His voice sounded odd, breathless, unlike his own. He was so stunned he did not hear heavy footsteps running into the darkness.

Hart stared at her in bewilderment, but she began gesticulating, her voice taut with frustration. “Don’t just stand there, he’s getting away!”

“Oh. Right,” he said stupidly before setting off in pursuit.

Angel stood in the doorway, trembling.

It turned out there was a great deal of difference between shooting a target and shooting a man.

Behind her, the sound of the clientele of the taproom heading her way to investigate shook her out of her stupor. She did not wish to be involved in a scene that would call in the local magistrate and heaven alone knew who else.

Slipping into the darkness, she made her way across the yard, hugging the back of the building.

The felled assailant moved, groaning softly, and Angel hesitated, biting her lip.

She wanted to know who the hell he was, why he and his confederate had attacked Mr Cleaver, but it wasn’t as if she could interrogate the brute.

The uneasy feeling that she was responsible made her stomach curdle, but there was nothing she could do at present.

Moving swiftly, she turned the corner just as those inside surged out into the yard. Hurrying around to the front of the inn, she let herself in by the front door.

Milly was halfway down the stairs as Angel came in. Her face was stark white with fear, and she gave a little cry upon seeing Angel.

“Hush,” Angel said, pressing her finger to her lips.

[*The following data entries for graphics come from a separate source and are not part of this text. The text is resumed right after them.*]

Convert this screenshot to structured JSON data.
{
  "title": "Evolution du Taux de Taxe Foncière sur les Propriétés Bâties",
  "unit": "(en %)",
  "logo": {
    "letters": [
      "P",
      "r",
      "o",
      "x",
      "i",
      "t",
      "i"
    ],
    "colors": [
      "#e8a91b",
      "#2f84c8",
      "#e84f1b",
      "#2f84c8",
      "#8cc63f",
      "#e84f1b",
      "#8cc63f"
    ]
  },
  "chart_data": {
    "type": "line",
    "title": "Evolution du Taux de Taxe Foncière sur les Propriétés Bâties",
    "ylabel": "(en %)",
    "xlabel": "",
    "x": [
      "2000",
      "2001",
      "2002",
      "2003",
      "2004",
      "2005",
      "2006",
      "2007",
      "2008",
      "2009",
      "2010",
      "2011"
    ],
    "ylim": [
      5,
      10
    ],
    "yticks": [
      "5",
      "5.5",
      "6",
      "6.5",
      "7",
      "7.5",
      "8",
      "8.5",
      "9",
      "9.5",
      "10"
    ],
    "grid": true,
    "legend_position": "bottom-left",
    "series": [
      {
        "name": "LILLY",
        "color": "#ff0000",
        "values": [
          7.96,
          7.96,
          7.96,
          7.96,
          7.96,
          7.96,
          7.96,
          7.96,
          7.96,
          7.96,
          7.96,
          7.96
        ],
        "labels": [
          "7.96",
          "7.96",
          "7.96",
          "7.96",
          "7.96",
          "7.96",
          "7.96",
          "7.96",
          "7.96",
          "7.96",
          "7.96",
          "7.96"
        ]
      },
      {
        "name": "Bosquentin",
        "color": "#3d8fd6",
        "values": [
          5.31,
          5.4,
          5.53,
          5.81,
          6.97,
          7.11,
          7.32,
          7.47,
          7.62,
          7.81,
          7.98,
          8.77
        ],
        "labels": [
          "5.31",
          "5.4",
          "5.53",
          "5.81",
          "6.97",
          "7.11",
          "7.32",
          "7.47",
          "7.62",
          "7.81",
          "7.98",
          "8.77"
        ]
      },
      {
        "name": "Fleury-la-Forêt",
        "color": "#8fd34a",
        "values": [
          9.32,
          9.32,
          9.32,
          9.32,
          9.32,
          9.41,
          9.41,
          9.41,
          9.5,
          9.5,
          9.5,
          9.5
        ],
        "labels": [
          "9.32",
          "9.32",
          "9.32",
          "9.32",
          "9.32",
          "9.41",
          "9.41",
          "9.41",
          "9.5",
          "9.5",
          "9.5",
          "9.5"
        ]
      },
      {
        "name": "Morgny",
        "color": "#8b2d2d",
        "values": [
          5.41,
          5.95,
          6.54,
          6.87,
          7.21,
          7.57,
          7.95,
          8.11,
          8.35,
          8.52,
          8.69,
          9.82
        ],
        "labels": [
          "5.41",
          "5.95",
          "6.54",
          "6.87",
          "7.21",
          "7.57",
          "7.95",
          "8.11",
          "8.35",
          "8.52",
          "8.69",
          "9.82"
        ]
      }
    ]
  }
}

Running up to join Milly, she urged her to turn and go back to their room.

Closing the door, she ran to the bed, snatched up the dagger and wrapped it and the gun together again. She gazed about the room, searching for a hiding place.

“Up the chimney,” Milly suggested, her voice a harsh whisper as she reached out to take the bundle.

Angel nodded, distantly aware her hands were shaking as she handed it over. Wrapping her arms about her middle, she watched as Milly got to her knees, feeling about for a ledge or indent in the brickwork before pushing the bundle into it.

A moment later, there was a sharp knock at the door.

Milly gasped, her hand going to her mouth. Angel, who had been expecting it, took a deep breath and smoothed her skirts with a hand that was none too steady.

“I’ll deal with this,” she told Milly, hoping she sounded more confident that she felt.

She walked to the door and pulled it open.

The proprietor, a greasy little man by the name of Dawkins, gazed at her.

“Apologies for the disturbance, ladies, but as your room looks down on the yard, we wondered if p’rhaps you saw what happened down there. We heard a gunshot, but the only fellow we saw ran away before we could speak to him, and there’s no sign of anyone else.”

“No,” Angel replied stiffly, trying to capture Lady Della at her most imperious.

She was a decent mimic and could copy accents and mannerisms rather well.

Still, it must be a good deal easier when one really was the daughter of a duke, but she gave it her best. She drew herself up, glaring at the fellow.

“I had thought this a respectable establishment. I did not realise I was likely to be murdered in my bed. My sister-in-law is nigh on hysterical.”

On cue, Milly began whimpering and wailing, sounds of a kind that made the fellow’s eyes widen with alarm.